A quick review of the DOS technical manual doesn't seem to indicate a default status of the Direction Flag which implies to me you should not assume the state of the flag and you must explicitly set or clear the Direction Flag based on your need.

Also, thanks for the pointer the INT54 Doc. I'm working on writing a program to control either the 3421 or 3468 using the 82973A (just for fun) using the example in the doc you mentioned.


#4

I'm glad I could help! I downloaded that file and printed it out some time ago but I never read the whole thing till now.

Years ago, I worked for Tandy when they built their first AT compatible. I had written a disk drive diagnostic that ran fine on a real AT but hung up every time I ran it on our prototype (which worked fine otherwise, including running DOS).
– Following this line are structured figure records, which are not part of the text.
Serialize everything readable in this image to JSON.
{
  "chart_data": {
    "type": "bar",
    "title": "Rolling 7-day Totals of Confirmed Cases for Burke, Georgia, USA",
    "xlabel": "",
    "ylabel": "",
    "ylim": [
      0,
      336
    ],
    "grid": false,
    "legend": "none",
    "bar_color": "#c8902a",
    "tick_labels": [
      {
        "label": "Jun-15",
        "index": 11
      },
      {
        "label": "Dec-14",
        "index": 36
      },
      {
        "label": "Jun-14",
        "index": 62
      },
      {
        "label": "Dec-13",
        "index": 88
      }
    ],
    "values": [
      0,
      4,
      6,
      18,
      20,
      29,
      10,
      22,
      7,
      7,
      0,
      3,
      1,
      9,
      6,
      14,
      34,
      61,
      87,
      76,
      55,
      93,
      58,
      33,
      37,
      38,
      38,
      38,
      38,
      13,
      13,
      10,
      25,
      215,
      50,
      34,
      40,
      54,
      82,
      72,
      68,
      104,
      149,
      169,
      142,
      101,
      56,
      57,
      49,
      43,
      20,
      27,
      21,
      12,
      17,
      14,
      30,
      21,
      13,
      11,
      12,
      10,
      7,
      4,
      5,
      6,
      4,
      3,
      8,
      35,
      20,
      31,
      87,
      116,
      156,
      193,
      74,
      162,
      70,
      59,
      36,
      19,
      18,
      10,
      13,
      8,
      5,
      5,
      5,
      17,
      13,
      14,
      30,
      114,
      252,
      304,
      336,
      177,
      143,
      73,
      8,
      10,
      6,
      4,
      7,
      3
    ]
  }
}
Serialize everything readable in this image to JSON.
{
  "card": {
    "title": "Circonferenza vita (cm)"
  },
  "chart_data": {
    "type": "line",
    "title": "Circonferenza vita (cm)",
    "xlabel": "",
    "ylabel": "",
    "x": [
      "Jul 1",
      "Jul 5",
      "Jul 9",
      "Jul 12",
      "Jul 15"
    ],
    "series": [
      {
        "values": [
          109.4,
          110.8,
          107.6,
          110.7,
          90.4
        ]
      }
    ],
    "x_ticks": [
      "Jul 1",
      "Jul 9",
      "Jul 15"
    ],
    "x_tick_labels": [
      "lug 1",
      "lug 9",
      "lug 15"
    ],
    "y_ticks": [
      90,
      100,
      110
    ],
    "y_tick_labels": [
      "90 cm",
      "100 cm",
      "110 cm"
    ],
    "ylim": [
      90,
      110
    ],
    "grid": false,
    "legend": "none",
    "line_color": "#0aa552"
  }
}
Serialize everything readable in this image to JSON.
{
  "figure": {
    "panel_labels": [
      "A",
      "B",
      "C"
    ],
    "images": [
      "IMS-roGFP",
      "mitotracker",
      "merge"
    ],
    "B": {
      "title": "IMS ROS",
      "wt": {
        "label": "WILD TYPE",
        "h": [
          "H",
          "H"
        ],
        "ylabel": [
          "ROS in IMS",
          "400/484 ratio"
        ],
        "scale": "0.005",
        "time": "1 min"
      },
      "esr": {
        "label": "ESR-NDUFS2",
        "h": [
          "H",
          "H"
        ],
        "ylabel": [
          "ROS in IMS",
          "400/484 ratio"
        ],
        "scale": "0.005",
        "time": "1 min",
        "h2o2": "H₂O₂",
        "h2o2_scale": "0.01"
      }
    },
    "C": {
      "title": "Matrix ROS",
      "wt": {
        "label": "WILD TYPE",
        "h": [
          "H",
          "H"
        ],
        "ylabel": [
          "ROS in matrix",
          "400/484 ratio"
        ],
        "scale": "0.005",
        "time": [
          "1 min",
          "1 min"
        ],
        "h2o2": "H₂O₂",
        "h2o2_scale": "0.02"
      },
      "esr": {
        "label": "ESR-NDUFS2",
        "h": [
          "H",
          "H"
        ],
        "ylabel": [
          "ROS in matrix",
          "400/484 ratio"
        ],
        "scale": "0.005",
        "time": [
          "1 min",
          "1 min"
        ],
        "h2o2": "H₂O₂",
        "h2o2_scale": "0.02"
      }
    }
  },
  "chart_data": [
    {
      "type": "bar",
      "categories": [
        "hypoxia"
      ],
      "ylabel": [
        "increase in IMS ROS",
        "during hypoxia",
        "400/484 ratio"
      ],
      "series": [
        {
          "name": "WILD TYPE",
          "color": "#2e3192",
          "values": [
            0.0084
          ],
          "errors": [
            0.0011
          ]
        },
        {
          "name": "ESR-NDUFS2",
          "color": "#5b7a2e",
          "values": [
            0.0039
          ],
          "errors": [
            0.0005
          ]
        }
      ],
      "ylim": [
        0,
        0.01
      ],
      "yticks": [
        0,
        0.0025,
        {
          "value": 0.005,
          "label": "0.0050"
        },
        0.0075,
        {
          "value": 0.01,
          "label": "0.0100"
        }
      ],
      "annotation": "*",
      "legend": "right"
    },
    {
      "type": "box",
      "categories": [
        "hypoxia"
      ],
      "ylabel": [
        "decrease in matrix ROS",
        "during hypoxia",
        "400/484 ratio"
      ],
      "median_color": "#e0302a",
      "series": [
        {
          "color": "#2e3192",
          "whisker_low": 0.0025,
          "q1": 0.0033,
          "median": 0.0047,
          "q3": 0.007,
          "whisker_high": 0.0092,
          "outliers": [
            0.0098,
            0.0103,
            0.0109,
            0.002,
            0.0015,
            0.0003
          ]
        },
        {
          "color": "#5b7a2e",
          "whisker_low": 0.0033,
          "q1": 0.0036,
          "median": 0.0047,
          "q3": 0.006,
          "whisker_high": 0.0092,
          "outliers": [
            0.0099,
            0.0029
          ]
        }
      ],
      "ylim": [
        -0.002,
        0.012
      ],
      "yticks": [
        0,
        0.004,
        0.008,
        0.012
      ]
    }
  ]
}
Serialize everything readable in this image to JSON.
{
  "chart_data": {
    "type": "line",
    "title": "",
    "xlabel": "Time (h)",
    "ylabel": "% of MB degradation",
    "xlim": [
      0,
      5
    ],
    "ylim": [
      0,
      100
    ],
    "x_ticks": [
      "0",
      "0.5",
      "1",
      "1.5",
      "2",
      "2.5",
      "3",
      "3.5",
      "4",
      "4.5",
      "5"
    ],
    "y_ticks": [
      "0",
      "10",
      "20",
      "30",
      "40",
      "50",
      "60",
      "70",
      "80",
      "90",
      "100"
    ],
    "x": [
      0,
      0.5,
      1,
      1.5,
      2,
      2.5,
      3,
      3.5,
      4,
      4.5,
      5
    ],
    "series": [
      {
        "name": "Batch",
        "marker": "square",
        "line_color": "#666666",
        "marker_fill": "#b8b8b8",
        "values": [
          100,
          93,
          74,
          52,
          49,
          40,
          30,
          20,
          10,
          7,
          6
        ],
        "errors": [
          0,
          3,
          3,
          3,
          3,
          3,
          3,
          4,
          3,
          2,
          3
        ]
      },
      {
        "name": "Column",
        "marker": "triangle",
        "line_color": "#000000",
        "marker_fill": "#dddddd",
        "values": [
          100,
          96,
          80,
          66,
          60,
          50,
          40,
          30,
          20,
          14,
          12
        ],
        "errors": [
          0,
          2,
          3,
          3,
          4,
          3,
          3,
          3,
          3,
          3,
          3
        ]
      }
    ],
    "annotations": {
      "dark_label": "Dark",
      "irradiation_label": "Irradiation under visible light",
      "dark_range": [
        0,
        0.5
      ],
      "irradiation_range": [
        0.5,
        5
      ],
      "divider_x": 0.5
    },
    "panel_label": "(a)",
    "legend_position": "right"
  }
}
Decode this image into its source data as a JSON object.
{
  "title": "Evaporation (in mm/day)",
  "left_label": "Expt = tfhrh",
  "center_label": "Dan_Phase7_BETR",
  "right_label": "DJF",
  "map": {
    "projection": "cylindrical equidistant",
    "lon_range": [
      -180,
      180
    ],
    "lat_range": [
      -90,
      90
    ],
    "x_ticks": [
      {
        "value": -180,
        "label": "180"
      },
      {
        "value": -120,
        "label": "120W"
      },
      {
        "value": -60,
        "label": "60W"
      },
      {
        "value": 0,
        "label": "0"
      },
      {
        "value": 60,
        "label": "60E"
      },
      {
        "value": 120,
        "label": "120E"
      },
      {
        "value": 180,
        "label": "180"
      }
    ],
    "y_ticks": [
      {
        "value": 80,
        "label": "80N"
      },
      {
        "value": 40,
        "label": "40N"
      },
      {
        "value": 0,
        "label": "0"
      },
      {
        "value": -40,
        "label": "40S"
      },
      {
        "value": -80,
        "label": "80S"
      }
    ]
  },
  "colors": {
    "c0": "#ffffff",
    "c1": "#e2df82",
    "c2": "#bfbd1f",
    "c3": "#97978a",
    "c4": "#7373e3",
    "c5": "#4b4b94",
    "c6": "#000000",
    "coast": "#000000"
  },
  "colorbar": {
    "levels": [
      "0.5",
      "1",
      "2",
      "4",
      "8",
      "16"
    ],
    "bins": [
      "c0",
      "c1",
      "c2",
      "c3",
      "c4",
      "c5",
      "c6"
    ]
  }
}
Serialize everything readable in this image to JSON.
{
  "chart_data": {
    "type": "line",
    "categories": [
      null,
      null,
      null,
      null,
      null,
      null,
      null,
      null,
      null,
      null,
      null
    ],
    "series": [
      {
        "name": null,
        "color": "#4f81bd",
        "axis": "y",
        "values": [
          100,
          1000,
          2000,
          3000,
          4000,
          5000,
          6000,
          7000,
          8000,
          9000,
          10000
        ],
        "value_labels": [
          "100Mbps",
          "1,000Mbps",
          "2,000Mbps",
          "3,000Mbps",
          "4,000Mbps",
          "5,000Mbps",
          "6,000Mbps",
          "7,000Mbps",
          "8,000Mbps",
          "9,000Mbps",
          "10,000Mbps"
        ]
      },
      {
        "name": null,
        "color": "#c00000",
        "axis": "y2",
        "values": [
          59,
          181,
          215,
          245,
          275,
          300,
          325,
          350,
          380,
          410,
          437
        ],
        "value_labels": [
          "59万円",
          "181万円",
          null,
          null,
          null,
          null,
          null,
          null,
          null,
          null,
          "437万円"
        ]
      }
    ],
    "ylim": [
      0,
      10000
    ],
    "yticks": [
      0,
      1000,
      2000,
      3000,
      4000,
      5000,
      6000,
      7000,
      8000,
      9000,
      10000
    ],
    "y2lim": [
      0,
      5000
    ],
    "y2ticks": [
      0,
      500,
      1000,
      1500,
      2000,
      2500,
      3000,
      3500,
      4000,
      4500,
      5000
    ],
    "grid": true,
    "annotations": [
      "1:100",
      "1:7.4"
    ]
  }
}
We traced the problem to the fact that the BIOS that Tandy licensed from Phoenix (also at an early revision level) used a series of string moves without clearing the direction flag, and my diagnostic happened to set the flag in a display routine. Somebody tried to argue that maybe DOS expected the flag to be cleared at all times. But they couldn't produce any documentation, and besides we could see where the IBM BIOS used a similar series of string moves and did establish the state of the direction flag first, so Phoenix added it. Presumably, Phoenix used a "cleanroom" system: one group of software engineers studied the IBM BIOS source code (which IBM published) and wrote a specification which was then designed and coded by another group of programmers.